What: "Super Soccer Sunday" Youth clinic and college soccer tournament
When: Sunday, April 6; Where: "Penn Park" Soccer Fields at the University of Pennsylvania
Who: First-eighth grade children (no pre-registration required); Cost: Donation of $10 per child (check or cash)
This Sunday is reserved for soccer at Penn Park.
Take six teams, nine games, plus one full hour of youth activity and you've got "Super Soccer Sunday."
It's a combination college tournament and fundraiser benefiting Philadelphia's Starfinder Foundation.
University of Pennsylvania head coach Rudy Fuller is a Starfinder board member and came up with the idea.
"The hope is to certainly shine a light on a soccer organization in the city that's doing a lot of good work," Fuller told philadelphiaunion.com recently. "We also want to highlight college soccer in general and try to get people out to watch all six programs that are located in Philadelphia."
The event begins at 1:30 p.m. on Sunday, April 6 with an hour-long youth clinic that will be run by the coaches of Penn, Temple, Villanova, La Salle, Drexel, and Saint Joseph's. The cost is $10, and all children from first grade through eighth grade are invited to take part.
From there, the six college teams will play a round robin tournament that culminates with a championship game at 6:30 p.m. They will be split into two "pods," just like a grouping you'd see in the World Cup or Champions League.
All proceeds go to Starfinder, which runs afterschool and summer soccer programs for local children of out its Manayunk facility.
- Going to tomorrow's festival at Penn Park? Stop by the Union table!
"The event has two purposes," said Starfinder executive director Heidi Warren. "One is to bring together the soccer six community for an awesome day of competition. But we
also want to highlight the work that Starfinder is doing with under served youth throughout Philadelphia."
The collaboration between the "Soccer Six" and Starfinder makes a lot of sense. With a growing local community, it's a way to bring together the people and programs that are involved with soccer in any sort of capacity.
Consider the precedent set by the "Big 5" and "City 6" basketball schools and their participation in the "Coaches vs. Cancer" programs.
Beyond the competition on the hardwood, the local footprint is extended to community and charitable deeds.

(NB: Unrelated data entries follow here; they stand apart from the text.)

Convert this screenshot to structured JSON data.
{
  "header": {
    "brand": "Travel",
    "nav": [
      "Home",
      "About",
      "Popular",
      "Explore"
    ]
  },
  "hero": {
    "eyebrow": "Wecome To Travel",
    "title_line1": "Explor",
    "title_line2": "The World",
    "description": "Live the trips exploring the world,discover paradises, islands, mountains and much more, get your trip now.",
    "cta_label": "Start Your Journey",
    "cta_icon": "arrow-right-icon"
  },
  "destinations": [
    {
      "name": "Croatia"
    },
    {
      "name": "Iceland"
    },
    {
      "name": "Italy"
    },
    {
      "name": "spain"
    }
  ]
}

"The genesis of this came when the Philadelphia "Soccer Six" coaches got together and were looking for a way to give back to the community," Fuller explained. "We didn't have to look far to see the tremendous work that the Big 5 coaches have done with 'Coaches vs. Cancer'. We kind of used that as a model, trying to find a local organization that we think would be a good fit for our programs giving back, and Starfinder, being an inner city soccer organization, was a natural fit. This whole relationship is in its infancy stages. We would love to get to a point where we are having as great of an impact on Starfinder as the Big 5 coaches are with 'Coaches vs. Cancer'. But right now that's well into the future. We're just hoping to have a great day of college soccer at a central location in the city and help a local soccer organization grow and gain a little bit of notoriety."
You may have played at Starfinder's facility.
Adult recreational leagues have regular games inside the building, and the Tuesday and Thursday pickup games draw up to thirty people on some afternoons.
But the foundation's main focus is providing educational and developmental programs to children from inner-city Philadelphia.
Since 2002, the facility has been working with 600 to 700 kids each year. For six straight years, 100 percent of Starfinder's regularly-attending seniors have completed high school. All of those kids have either been accepted into college, or have plans to pursue higher education.
"We're really interested in figuring out ways to raise our visibility," Warren added. "We know that people who love soccer are interested in the work we're doing. They're behind the idea of using soccer in this whole other way, to support kids and youth development. I would love to find ways to build some meaningful relationships, and one of the things that's a challenge for us to to try to find those points of connection that allow people to understand what (our kids are like). You have the highest concentration of under served youth in Philadelphia, so there's a real need, in terms of that population, to have the kind of programming that supports their success."